Reforma tributária não precisa ser um problema para sua empresa
Nos últimos meses, o tema “reforma tributária” tem ocupado espaço nas conversas de empresários, contadores e gestores financeiros. Em muitos casos, o assunto vem acompanhado de uma palavra: medo. Medo de aumento de impostos, medo de perder competitividade, medo de não se adaptar às novas regras a tempo. Para o contador e empresário Vagner Florentino, da VGR Gestão, esse pânico é desnecessário. Segundo ele, a reforma tributária não precisa ser um bicho de sete cabeças, especialmente para quem tem gestão, informação e acompanhamento profissional.
Vagner defende que o maior problema não é a reforma em si, mas a forma como muitos negócios lidam com mudanças legais, sem planejamento. O que assusta o empresário é o desconhecido. Quando ele entende o que vai mudar, quando alguém traduz a reforma para a realidade dele, a sensação de caos desaparece. Por isso, ele reforça que o papel da contabilidade moderna não é apenas calcular impostos, mas interpretar o cenário, simular impactos e apontar o caminho mais seguro.

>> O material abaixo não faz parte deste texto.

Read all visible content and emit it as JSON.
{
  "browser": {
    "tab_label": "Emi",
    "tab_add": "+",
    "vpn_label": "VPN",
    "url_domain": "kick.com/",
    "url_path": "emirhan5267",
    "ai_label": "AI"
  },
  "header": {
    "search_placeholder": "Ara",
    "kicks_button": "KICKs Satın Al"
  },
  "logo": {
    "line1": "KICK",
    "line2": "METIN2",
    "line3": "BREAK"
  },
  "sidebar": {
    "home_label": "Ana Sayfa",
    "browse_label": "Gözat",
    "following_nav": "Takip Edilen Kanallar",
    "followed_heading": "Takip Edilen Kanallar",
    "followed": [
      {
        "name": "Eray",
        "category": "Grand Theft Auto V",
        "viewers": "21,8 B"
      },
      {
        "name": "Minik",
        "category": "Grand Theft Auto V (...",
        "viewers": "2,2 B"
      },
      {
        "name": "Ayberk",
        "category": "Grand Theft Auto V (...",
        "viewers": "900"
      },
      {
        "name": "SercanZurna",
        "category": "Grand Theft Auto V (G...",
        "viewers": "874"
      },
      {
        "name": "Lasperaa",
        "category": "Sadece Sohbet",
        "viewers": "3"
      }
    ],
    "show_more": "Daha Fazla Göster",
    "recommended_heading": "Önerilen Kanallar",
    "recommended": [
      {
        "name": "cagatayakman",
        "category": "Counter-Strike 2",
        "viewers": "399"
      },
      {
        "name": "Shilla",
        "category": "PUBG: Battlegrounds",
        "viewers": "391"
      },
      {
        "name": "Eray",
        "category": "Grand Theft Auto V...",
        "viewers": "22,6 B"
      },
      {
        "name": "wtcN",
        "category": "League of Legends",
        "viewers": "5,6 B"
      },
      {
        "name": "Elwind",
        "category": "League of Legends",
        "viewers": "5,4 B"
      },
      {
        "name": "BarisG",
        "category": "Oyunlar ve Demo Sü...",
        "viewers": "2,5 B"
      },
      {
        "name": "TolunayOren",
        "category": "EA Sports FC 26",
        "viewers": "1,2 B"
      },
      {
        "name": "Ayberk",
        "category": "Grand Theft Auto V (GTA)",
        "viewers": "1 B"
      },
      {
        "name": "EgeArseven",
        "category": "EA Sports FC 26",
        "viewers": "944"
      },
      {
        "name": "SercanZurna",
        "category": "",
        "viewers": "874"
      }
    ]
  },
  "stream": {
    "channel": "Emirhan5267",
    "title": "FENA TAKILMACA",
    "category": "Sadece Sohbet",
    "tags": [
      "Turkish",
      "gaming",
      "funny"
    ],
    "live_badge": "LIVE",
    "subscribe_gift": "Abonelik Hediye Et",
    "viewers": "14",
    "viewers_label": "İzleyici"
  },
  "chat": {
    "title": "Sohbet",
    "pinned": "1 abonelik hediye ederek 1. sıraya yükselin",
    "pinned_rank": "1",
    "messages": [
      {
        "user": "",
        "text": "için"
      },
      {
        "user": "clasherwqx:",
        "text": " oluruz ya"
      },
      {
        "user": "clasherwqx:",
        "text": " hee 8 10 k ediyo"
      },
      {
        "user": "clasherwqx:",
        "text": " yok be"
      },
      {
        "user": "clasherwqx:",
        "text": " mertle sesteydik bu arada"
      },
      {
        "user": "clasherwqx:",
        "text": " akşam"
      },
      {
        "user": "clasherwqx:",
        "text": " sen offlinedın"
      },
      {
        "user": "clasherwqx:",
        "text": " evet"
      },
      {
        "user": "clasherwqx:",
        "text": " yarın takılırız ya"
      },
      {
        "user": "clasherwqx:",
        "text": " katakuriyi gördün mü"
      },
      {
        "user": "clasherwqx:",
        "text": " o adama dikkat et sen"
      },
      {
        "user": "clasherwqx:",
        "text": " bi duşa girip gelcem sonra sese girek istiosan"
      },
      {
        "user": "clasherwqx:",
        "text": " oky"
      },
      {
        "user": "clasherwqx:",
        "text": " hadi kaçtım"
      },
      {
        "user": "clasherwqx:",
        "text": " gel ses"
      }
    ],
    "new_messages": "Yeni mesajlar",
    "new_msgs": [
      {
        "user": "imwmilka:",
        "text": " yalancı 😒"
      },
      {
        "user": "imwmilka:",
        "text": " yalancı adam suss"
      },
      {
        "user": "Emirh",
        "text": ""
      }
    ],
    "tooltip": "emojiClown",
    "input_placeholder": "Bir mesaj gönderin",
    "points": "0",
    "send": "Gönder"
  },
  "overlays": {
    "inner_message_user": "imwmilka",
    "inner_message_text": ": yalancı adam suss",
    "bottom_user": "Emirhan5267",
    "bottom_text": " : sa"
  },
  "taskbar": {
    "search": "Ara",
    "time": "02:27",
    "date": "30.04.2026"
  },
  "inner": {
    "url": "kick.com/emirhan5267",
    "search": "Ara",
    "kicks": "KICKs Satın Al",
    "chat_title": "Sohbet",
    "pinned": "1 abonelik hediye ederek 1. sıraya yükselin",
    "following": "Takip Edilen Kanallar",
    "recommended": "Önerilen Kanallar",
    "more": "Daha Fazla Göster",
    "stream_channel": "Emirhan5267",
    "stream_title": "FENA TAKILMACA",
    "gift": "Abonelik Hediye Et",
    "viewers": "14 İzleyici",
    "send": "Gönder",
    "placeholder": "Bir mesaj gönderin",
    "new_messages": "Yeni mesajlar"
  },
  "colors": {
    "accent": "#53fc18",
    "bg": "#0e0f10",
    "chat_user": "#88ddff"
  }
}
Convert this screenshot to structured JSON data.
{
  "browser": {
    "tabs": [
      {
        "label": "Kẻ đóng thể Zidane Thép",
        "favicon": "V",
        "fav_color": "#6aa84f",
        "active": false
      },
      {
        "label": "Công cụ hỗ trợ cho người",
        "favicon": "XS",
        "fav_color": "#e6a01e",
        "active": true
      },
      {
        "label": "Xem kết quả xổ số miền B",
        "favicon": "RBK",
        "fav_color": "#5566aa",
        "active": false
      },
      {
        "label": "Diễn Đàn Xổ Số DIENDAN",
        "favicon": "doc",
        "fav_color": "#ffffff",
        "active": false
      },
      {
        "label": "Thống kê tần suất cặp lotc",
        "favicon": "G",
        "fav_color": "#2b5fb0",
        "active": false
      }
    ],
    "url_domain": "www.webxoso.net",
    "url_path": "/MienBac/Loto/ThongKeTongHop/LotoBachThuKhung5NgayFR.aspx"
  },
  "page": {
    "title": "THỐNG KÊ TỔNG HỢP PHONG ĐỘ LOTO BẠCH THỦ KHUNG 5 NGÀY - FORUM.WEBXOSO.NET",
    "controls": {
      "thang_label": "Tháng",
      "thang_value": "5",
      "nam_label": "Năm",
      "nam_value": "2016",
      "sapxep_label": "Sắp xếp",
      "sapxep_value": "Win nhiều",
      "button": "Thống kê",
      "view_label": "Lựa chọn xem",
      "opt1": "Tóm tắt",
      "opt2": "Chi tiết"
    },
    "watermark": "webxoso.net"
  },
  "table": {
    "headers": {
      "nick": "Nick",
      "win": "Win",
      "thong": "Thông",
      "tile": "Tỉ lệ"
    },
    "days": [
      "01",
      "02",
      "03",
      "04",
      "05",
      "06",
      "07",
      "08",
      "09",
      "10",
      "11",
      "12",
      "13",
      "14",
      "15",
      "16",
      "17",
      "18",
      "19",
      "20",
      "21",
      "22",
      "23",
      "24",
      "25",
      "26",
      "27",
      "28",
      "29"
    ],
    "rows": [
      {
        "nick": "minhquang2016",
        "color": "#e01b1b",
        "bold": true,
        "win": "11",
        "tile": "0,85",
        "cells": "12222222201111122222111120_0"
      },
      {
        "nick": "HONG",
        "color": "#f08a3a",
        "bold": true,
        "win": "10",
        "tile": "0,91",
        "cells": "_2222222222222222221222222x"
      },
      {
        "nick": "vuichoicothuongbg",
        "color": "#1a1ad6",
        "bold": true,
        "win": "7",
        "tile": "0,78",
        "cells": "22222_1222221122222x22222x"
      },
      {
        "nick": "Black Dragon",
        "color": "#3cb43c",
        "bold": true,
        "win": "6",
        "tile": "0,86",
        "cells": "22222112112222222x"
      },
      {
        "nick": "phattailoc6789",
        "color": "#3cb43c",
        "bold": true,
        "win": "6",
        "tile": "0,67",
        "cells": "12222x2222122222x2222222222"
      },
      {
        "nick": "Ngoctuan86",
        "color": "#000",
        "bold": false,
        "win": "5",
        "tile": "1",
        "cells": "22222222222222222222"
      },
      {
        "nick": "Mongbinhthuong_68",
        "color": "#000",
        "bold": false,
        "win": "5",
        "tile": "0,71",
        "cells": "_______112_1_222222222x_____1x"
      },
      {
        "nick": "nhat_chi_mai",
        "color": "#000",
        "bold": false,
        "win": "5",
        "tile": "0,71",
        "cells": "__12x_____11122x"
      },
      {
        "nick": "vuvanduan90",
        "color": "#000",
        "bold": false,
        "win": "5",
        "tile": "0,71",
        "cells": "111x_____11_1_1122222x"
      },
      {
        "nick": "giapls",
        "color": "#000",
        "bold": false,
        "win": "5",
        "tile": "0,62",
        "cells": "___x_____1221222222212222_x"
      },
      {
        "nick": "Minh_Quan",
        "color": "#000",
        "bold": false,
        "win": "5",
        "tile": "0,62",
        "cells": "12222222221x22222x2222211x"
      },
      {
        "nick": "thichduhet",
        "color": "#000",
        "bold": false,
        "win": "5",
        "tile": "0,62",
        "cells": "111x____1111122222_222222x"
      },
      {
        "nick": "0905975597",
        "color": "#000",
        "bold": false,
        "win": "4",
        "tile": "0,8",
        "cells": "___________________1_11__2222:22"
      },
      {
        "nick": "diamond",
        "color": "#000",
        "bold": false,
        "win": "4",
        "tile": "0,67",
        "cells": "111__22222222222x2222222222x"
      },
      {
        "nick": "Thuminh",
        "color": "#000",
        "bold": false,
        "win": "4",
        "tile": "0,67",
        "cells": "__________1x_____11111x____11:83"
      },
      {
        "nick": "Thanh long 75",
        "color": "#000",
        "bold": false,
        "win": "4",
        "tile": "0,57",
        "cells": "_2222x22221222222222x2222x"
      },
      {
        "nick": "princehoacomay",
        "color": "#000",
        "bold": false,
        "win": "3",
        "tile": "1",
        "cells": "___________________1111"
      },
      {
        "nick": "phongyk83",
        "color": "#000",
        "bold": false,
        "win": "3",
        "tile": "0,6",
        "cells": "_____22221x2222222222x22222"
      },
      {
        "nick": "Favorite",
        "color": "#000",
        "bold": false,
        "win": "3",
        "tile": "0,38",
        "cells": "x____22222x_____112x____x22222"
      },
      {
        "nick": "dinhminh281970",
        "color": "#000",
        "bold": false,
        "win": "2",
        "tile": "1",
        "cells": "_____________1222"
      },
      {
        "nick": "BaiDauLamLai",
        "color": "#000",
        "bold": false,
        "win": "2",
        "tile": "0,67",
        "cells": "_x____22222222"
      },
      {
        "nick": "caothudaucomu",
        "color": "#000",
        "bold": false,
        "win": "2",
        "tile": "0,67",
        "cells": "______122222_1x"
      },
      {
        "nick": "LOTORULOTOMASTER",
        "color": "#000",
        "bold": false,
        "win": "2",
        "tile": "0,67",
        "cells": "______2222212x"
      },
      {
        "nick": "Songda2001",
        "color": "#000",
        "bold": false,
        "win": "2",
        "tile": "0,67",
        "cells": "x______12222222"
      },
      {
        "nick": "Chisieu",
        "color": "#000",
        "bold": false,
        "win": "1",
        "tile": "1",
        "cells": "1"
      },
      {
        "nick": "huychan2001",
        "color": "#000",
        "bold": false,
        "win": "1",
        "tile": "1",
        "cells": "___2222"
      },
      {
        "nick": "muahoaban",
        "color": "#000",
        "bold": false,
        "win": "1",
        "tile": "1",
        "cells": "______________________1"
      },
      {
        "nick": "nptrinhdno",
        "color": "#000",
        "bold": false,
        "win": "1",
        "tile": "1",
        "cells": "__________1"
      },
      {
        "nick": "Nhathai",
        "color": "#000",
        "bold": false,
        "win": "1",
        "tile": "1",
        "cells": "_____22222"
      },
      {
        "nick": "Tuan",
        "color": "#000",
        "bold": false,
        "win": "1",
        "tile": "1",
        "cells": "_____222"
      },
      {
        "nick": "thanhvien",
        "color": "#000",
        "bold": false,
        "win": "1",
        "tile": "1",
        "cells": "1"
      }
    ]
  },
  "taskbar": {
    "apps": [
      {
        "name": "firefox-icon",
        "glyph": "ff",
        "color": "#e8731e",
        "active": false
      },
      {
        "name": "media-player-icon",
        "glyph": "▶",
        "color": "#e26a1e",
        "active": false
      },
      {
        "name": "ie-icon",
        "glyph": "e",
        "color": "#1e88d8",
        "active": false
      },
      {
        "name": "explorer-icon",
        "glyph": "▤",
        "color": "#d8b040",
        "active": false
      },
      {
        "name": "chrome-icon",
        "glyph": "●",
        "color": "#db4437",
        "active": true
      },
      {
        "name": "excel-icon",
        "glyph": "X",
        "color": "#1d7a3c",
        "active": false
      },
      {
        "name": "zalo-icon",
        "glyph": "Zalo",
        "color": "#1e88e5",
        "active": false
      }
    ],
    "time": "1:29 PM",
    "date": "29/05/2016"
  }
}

Na visão da VGR, o que o empresário precisa neste momento é de três coisas: diagnóstico, clareza e plano. O diagnóstico mostra onde a empresa está hoje, considerando regime, faturamento, operações e créditos. A clareza vem quando alguém mostra, de forma simples, o que muda na prática para aquele tipo de negócio. E o plano é o que garante que a empresa não será pega de surpresa na virada do ano, evitando correrias, multas e escolhas tributárias ruins.
Outro ponto defendido por Vagner é que a reforma pode inclusive abrir oportunidades. Empresas com operações mais organizadas, registros corretos e boa governança tendem a se adaptar mais rápido e até pagar menos do que aquelas que deixam tudo para a última hora. Quem já tem gestão 360, contábil, fiscal e financeira, sente menos a mudança. A reforma não vem para atrapalhar o empresário, vem para exigir profissionalismo.
Por isso, a mensagem da VGR para seus clientes é direta: não espere o governo te avisar, antecipe- se. Faça uma revisão tributária, entenda o enquadramento ideal e alinhe sua operação à nova realidade. Com acompanhamento próximo, a reforma deixa de ser ameaça e vira apenas mais uma etapa da evolução da empresa. Afinal, como diz Vagner, empresa que tem gestão não tem medo de mudança.